Leur analyse montre qu’il y a 466 millions d’années, un astéroïde est entré en collision avec la gravité terrestre. Il n’était pas assez près pour tomber immédiatement, mais suffisamment pour être déchiré par les forces de marée, franchissant ainsi une limite connue sous le nom de « limite de Roche ».
Pour un astéroïde faiblement lié, la limite de Roche se situe à une altitude d’environ 15 800 kilomètres. Cette altitude est inférieure à celle de certains satellites, ce qui permet aux débris de l’astéroïde éviscéré de tourner autour de la Terre sur une orbite relativement stable, en se dégradant au fil du temps.
Cela correspond à ce que nous avons observé ailleurs dans le système solaire. Les anneaux de Saturne sont temporaires et tombent sur la planète à un rythme assez rapide. Quant à la comète Shoemaker-Levy 9, elle s’est écrasée sur Jupiter en 1994, mais pas avant que la gravité de la planète ne l’ait déchirée, créant un champ de débris qui a tourné autour de la planète pendant des années. Il semble donc tout à fait plausible que la Terre ait déchiré puis mangé un astéroïde.
Le regroupement des impacts est un élément de preuve. Les sédiments contiennent également beaucoup de météorites qui se sont accumulées en même temps et au cours de la même période. Ces deux indices pourraient être liés au même astéroïde.

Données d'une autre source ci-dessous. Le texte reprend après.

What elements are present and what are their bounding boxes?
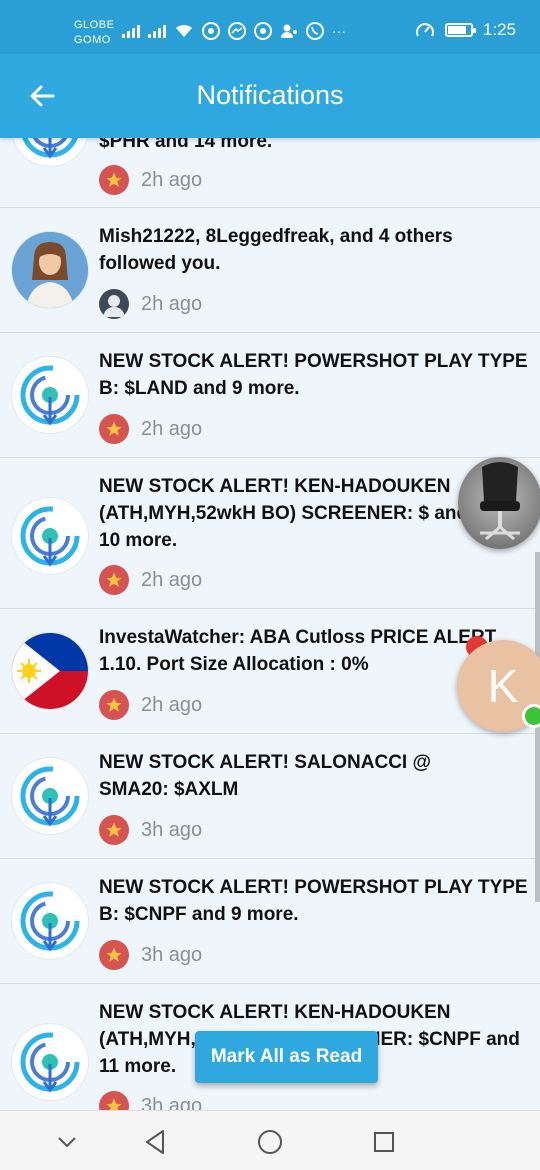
viber-icon	[306, 22, 324, 40]
notification-item[interactable]: NEW STOCK ALERT! KEN-HADOUKEN (ATH,MYH,5…	[0, 458, 540, 609]
target-icon	[12, 1024, 88, 1100]
triangle-back-icon	[146, 1130, 164, 1154]
user-photo	[12, 232, 88, 308]
target-icon	[12, 758, 88, 834]
notification-meta: 2h ago	[99, 289, 202, 319]
chevron-down-icon	[58, 1137, 76, 1148]
star-icon	[99, 1091, 129, 1110]
notification-meta: 3h ago	[99, 940, 202, 970]
app-notification-icon-2	[254, 22, 272, 40]
notification-list[interactable]: $PHR and 14 more. 2h ago Mish21222, 8Leg…	[0, 138, 540, 1110]
nav-recents-button[interactable]	[367, 1125, 401, 1159]
star-icon	[99, 690, 129, 720]
signal-icon-2	[148, 24, 166, 38]
notification-item[interactable]: NEW STOCK ALERT! SALONACCI @ SMA20: $AXL…	[0, 734, 540, 859]
notification-meta: 3h ago	[99, 815, 202, 845]
notification-text: NEW STOCK ALERT! POWERSHOT PLAY TYPE B: …	[99, 877, 528, 925]
notification-time: 2h ago	[141, 417, 203, 440]
target-icon	[12, 357, 88, 433]
notification-text: NEW STOCK ALERT! SALONACCI @ SMA20: $AXL…	[99, 752, 432, 800]
mark-all-read-button[interactable]: Mark All as Read	[195, 1031, 378, 1083]
page-title: Notifications	[196, 80, 344, 110]
signal-icon	[122, 24, 140, 38]
notification-item[interactable]: Mish21222, 8Leggedfreak, and 4 others fo…	[0, 208, 540, 333]
philippine-flag-icon	[12, 633, 88, 709]
user-icon	[99, 289, 129, 319]
star-icon	[99, 414, 129, 444]
notification-text: $PHR and 14 more.	[99, 138, 273, 152]
nav-home-button[interactable]	[253, 1125, 287, 1159]
status-bar: GLOBE GOMO ··· 1:25	[0, 0, 540, 54]
star-icon	[99, 565, 129, 595]
notification-meta: 2h ago	[99, 165, 202, 195]
notification-meta: 2h ago	[99, 414, 202, 444]
clock: 1:25	[482, 20, 516, 39]
carrier-label: GLOBE GOMO	[74, 18, 114, 48]
circle-home-icon	[258, 1130, 282, 1154]
status-right: 1:25	[415, 20, 516, 40]
notification-time: 3h ago	[141, 943, 203, 966]
notification-time: 3h ago	[141, 1094, 203, 1111]
carrier-name-1: GLOBE	[74, 19, 115, 31]
more-status-icons: ···	[332, 23, 346, 39]
chat-head-initial: K	[487, 660, 519, 712]
app-bar: Notifications	[0, 54, 540, 138]
chat-head-chair[interactable]	[458, 457, 540, 549]
battery-icon	[444, 23, 476, 37]
square-recents-icon	[374, 1132, 394, 1152]
star-icon	[99, 165, 129, 195]
nav-back-button[interactable]	[138, 1125, 172, 1159]
app-notification-icon	[202, 22, 220, 40]
messenger-icon	[228, 22, 246, 40]
notification-time: 2h ago	[141, 693, 203, 716]
system-nav-bar	[0, 1110, 540, 1170]
data-saver-icon	[415, 23, 434, 37]
star-icon	[99, 815, 129, 845]
carrier-name-2: GOMO	[74, 34, 111, 46]
notification-meta: 2h ago	[99, 690, 202, 720]
notification-item[interactable]: NEW STOCK ALERT! POWERSHOT PLAY TYPE B: …	[0, 859, 540, 984]
notification-text: NEW STOCK ALERT! KEN-HADOUKEN (ATH,MYH,5…	[99, 476, 469, 551]
star-icon	[99, 940, 129, 970]
notification-item[interactable]: $PHR and 14 more. 2h ago	[0, 138, 540, 208]
notification-meta: 3h ago	[99, 1091, 202, 1110]
online-status-indicator	[522, 704, 540, 728]
target-icon	[12, 498, 88, 574]
notification-time: 2h ago	[141, 568, 203, 591]
wifi-icon	[176, 24, 192, 37]
target-icon	[12, 883, 88, 959]
notification-time: 2h ago	[141, 292, 203, 315]
notification-item[interactable]: NEW STOCK ALERT! POWERSHOT PLAY TYPE B: …	[0, 333, 540, 458]
notification-meta: 2h ago	[99, 565, 202, 595]
notification-text: NEW STOCK ALERT! POWERSHOT PLAY TYPE B: …	[99, 351, 528, 399]
status-icons: ···	[122, 22, 346, 40]
notification-time: 2h ago	[141, 168, 203, 191]
notification-time: 3h ago	[141, 818, 203, 841]
notification-text: Mish21222, 8Leggedfreak, and 4 others fo…	[99, 226, 453, 274]
contacts-icon	[281, 24, 297, 38]
nav-collapse-button[interactable]	[50, 1125, 84, 1159]
office-chair-icon	[480, 462, 520, 541]
target-icon	[12, 138, 88, 166]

Et il pourrait y avoir un autre indice. Vers la fin de l’Ordovicien, il y a environ 445 millions d’années, la Terre est entrée dans une période glaciaire dévastatrice, la plus froide depuis un demi-milliard d’années. Un anneau autour de la Terre aurait pu aggraver cette situation en projetant une ombre sur la surface. Il s’agit pour l’instant de spéculations qui nécessitent des recherches plus approfondies.
« La prochaine étape de la recherche doit être la modélisation numérique. Nous l’avons déjà entreprise, mais je m’attends à ce que d’autres scientifiques s’y attellent », a déclaré Tomkins à ScienceAlert.
Cette modélisation recréerait la désintégration de l’astéroïde et la formation de l’anneau à partir de ses débris, puis l’évolution de l’anneau dans le temps. Cela révélerait la structure et la forme que l’anneau aurait pu avoir, et s’il aurait pu projeter une grande ombre. Ces données devraient ensuite être communiquées aux climatologues pour qu’ils puissent en déterminer les effets.
Mais s’il y a un effet, les implications sont très intéressantes, non seulement pour comprendre notre propre monde, mais aussi pour les interventions sur le climat.
« Un autre phénomène s’est produit à cette époque : le grand événement de biodiversification de l’Ordovicien (évolution rapide de différents organismes). Par conséquent, si l’anneau a favorisé le changement climatique (ce qui n’est pas encore certain), il pourrait également avoir favorisé l’évolution rapide », a déclaré M. Tomkins.
« Un concept amusant est que ce serait une façon de terraformer une planète trop chaude. Par exemple, si nous redirigions un gros astéroïde sur une orbite de rupture autour de Vénus, le refroidissement conduirait à une évacuation partielle de l’atmosphère, voire à un refroidissement assez important.
Nous ne sommes probablement pas près de terraformer Vénus. Mais n’est-il pas amusant d’imaginer que nous pourrions le faire ?
La recherche a été publiée dans Earth and Planetary Science Letters.